Friday, October 1, 2010

How would Ginsberg have put it? There is no arrogance to claiming 'the best minds of my generation;' we all have fine minds, it's just how we use them.

My thoughts are again provoked by a thoughtful author, Nicholas Carr, of a thoughtful book, The Shallows, and one can hope it's not too late.

I saw, in a generation slightly younger than mine, a bipolar ability to gather information and handle it in a sophisticated way and yet to be untouched by it all. The world came available to their fingertips via the Internet. Communications became instantaneous, and they grew to expect it, not just in certain situations, but everywhere. Bipolar, I say, because at the same time, full of information, it seemed that whatever could be garnered through careful thought and converted into substance and moral fiber and conviction--things ruminated on--had with them very little traction. In one door, out the other, with a blindness toward holding on. (Bipolar, I use, I guess, to describe the odd connection with one the one hand lots of information, and, on the other, no meaning that sticks.) Yes, they could certainly talk the talk, and grasp issues, but like parroting automatons, there was a great disconnect, and a real dimwittedness that followed about being able to distinguish who was real and who was good sounding fluff. And we can blame the pervasive reach marketing has in our lives, preaching that all things are the same, just that some are more promoted into some form of dominance and popularity. "Oh, it causes obesity and cancer? Who cares... buy it anyway, everyone else is." The political candidate become a celebrity, antics to be voted for on the basis of popular behaviors.

So, though it would sound very much like they could grasp time-honored stuff like the Golden Rule, or a sympathy toward their fellow earthly beings, when called to implement such things into action and sentiment of the kind carried through, one found a complete disconnect. For them, it seemed, the idea had been found, and having held it for two seconds, it could then be put away, effectively glossed over, as they went looking for the next little thing that caught their eye. All information, be it a statistic on dog-catchers, to a celebrity's latest habits, on up to the Beatitudes, was all the same shit, the same distant matter in a cubbyhole.

How to act around such a crowd? It's as if you're speaking a foreign language to them. Occasionally a twinkle of understanding, but a lot of blank wall.

Yes, and maybe they looked at me as some slow bumbling peasant-type, off on his walks, while they looked at glowing screens and worked on stuff that would lead to their own selfish successes, not caring about things any deeper.

One has to protect his self-confidence, to not begin to think that he himself is the problem. Yes, one has to take things very carefully.

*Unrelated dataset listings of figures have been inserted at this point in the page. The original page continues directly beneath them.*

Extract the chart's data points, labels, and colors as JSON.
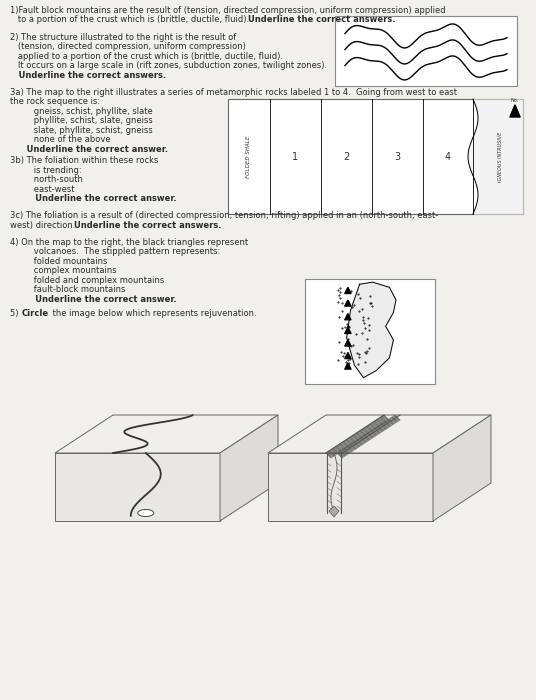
{
  "bg_top_color": "#f2f0ed",
  "bg_bottom_color": "#8a8a86",
  "paper_color": "#f2f0ed",
  "text_color": "#2a2a2a",
  "font_size": 6.0,
  "q1_line1": "1)Fault block mountains are the result of (tension, directed compression, uniform compression) applied",
  "q1_line2": "   to a portion of the crust which is (brittle, ductile, fluid).  Underline the correct answers.",
  "q2_line1": "2) The structure illustrated to the right is the result of",
  "q2_line2": "   (tension, directed compression, uniform compression)",
  "q2_line3": "   applied to a portion of the crust which is (brittle, ductile, fluid).",
  "q2_line4": "   It occurs on a large scale in (rift zones, subduction zones, twilight zones).",
  "q2_bold": "   Underline the correct answers.",
  "q3a_line1": "3a) The map to the right illustrates a series of metamorphic rocks labeled 1 to 4.  Going from west to east",
  "q3a_line2": "the rock sequence is:",
  "q3a_o1": "      gneiss, schist, phyllite, slate",
  "q3a_o2": "      phyllite, schist, slate, gneiss",
  "q3a_o3": "      slate, phyllite, schist, gneiss",
  "q3a_o4": "      none of the above",
  "q3a_bold": "   Underline the correct answer.",
  "q3b_line1": "3b) The foliation within these rocks",
  "q3b_line2": "      is trending:",
  "q3b_o1": "      north-south",
  "q3b_o2": "      east-west",
  "q3b_bold": "      Underline the correct answer.",
  "q3c_line1": "3c) The foliation is a result of (directed compression, tension, rifting) applied in an (north-south, east-",
  "q3c_line2": "west) direction.  Underline the correct answers.",
  "q4_line1": "4) On the map to the right, the black triangles represent",
  "q4_line2": "      volcanoes.  The stippled pattern represents:",
  "q4_o1": "      folded mountains",
  "q4_o2": "      complex mountains",
  "q4_o3": "      folded and complex mountains",
  "q4_o4": "      fault-block mountains",
  "q4_bold": "      Underline the correct answer.",
  "q5_line": "5) Circle the image below which represents rejuvenation."
}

One is reminded of how people of a certain time not far from our own looked at Lincoln, obsessed as they were about the fresh issues of commerce, expansion and slavery's powerful economic benefits, things like the Missouri Compromise. He even admitted to being slow, and just about everything ever observed about him was concurrent evidence. And here was Lincoln, in the midst of these issues, and some people had this wise intuition, it seems, about him, advancing the prairie lawyer along to a Presidency. Here was a man, in great contrast to the omnipresent 'present,' sat and stood back and thought, and went down deeply to the very root of an issue. He had this crazy idea about carrying on a conviction, and tried to do his best by it, not letting it be compromised or conveniently forgotten. All men are created equal, and endowed by their creator with certain inalienable rights, and here we are, a nation dedicated to the principle of liberty.

Yes, he was slow for his time too. As if he were completely ignoring the issues at hand, invoking something far away and ethereal to daily practical matters.

Lincoln, to invoke him now, seems to smack of delusions of grandeur. Over that, though, he would have had a fine chuckle, and then told us to not worry about that and just keep going on ahead.

Lincoln might have anticipated a tyranny of the majority, to be held at bay through the courage to be a moral being.

I don't know how much hope one can have though. We created a totalitarian economy, enabled it, fed it, didn't think anything of it, and now it rides us, demands our own minds to be enslaved to its technology.